Hello!
You can thank the recent yolk-heavy recipes for these mini cocoa pavlovas, the newest addition to my “ways to use up egg whites“ collection (previous entries include egg white brownies, egg white pastry cream, brown butter fortune cookies, strawberry pavlova). I love these guys — they boast all the textural contrasts of classic pavlova, but a good dose of bittersweet cocoa imparts keeps the sweetness in check. Pair them with tangy sour cream whip and some juicy fruit, and you’ve got yourself a winner!
The drama of a large centerpiece pavlova is undeniable, but real talk — they are a Time Commitment. Classic French meringue can take about half an hour to whip up properly, then it needs a long, slow bake typically upwards of an hour, and then an extended (i.e hours…) cooling off period in the oven to avoid collapsing and sadness.

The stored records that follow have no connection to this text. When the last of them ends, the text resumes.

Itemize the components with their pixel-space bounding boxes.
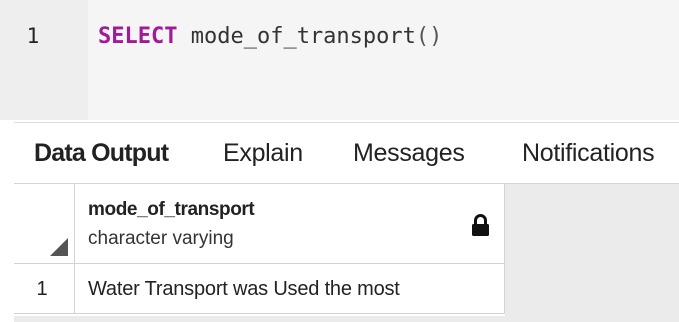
function-parens: () <box>415 24 443 49</box>
code-line[interactable]: SELECT mode_of_transport() <box>98 24 442 49</box>
tab-explain[interactable]: Explain <box>223 139 303 168</box>
tab-data-output[interactable]: Data Output <box>34 139 169 168</box>
table-cell[interactable]: Water Transport was Used the most <box>75 264 505 314</box>
tab-notifications[interactable]: Notifications <box>522 139 655 168</box>
line-number-gutter: 1 <box>0 0 88 120</box>
function-name: mode_of_transport <box>190 24 416 49</box>
output-panel: Data Output Explain Messages Notificatio… <box>14 122 679 322</box>
column-name: mode_of_transport <box>88 199 255 220</box>
select-all-icon <box>50 238 68 256</box>
column-header[interactable]: mode_of_transport character varying <box>75 184 505 264</box>
tab-messages[interactable]: Messages <box>353 139 465 168</box>
output-tabs: Data Output Explain Messages Notificatio… <box>14 122 679 184</box>
query-editor[interactable]: 1 SELECT mode_of_transport() <box>0 0 679 120</box>
lock-icon <box>472 214 489 236</box>
grid-corner[interactable] <box>14 184 75 264</box>
row-number[interactable]: 1 <box>14 264 75 314</box>
column-type: character varying <box>88 228 234 249</box>
line-number: 1 <box>26 24 40 48</box>
sql-keyword: SELECT <box>98 24 178 49</box>
results-grid: mode_of_transport character varying 1 Wa… <box>14 184 505 316</box>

I did not want my oven held hostage to lots of big pav tests, so I took two big short cuts for these: using Swiss meringue and making them mini. As a result, these whip up, bake, and cool in a fraction of the time it takes to make a large pavlova.
Baker’s Notes
Cracking: In my experience, pavlovas made with the Swiss method tend to crack more than ones made with the French method. I’m not sure of the exact science behind this, but I suspect it’s partially because you can beat a French meringue at a lower speed to build a structure with very small bubbles, leading to a more controlled rise in the oven. The Swiss method needs a higher whipping speed to obtain the same volume, but as a result has an irregular structure with larger bubbles more prone to creating cracks as the pavlova bakes. (I did try beating Swiss at a lower speed for longer, but never could achieve the same volume and also negated my goal to make these a relatively quick bake.)
All that to say, some cracks are normal and totally fine! As long as you can (carefully) move your pavlovas and they have nice full interiors, do not stress about them.
Oven temperature: If, however, you notice your pavlovas forming big cracks during the first 10 minutes of baking, it’s likely your oven temperature is too high. Try preheating your oven 15-20F cooler next time. Conversely, if your pavlovas still feel soft/rubbery after the 30 minute bake, your oven temperature probably runs low or your oven is losing too much heat when you load the pavlovas. I always recommend using an oven thermometer to ensure you’re baking at the proper temperature. Keeping a baking steel or stone on the shelf below the pavlovas can also keep the overall temperature more consistent throughout the bake. For reference, my oven recovers pretty quickly to 310F when I load my pavlovas, and drops to about 220F by the end of the 30 minute bake.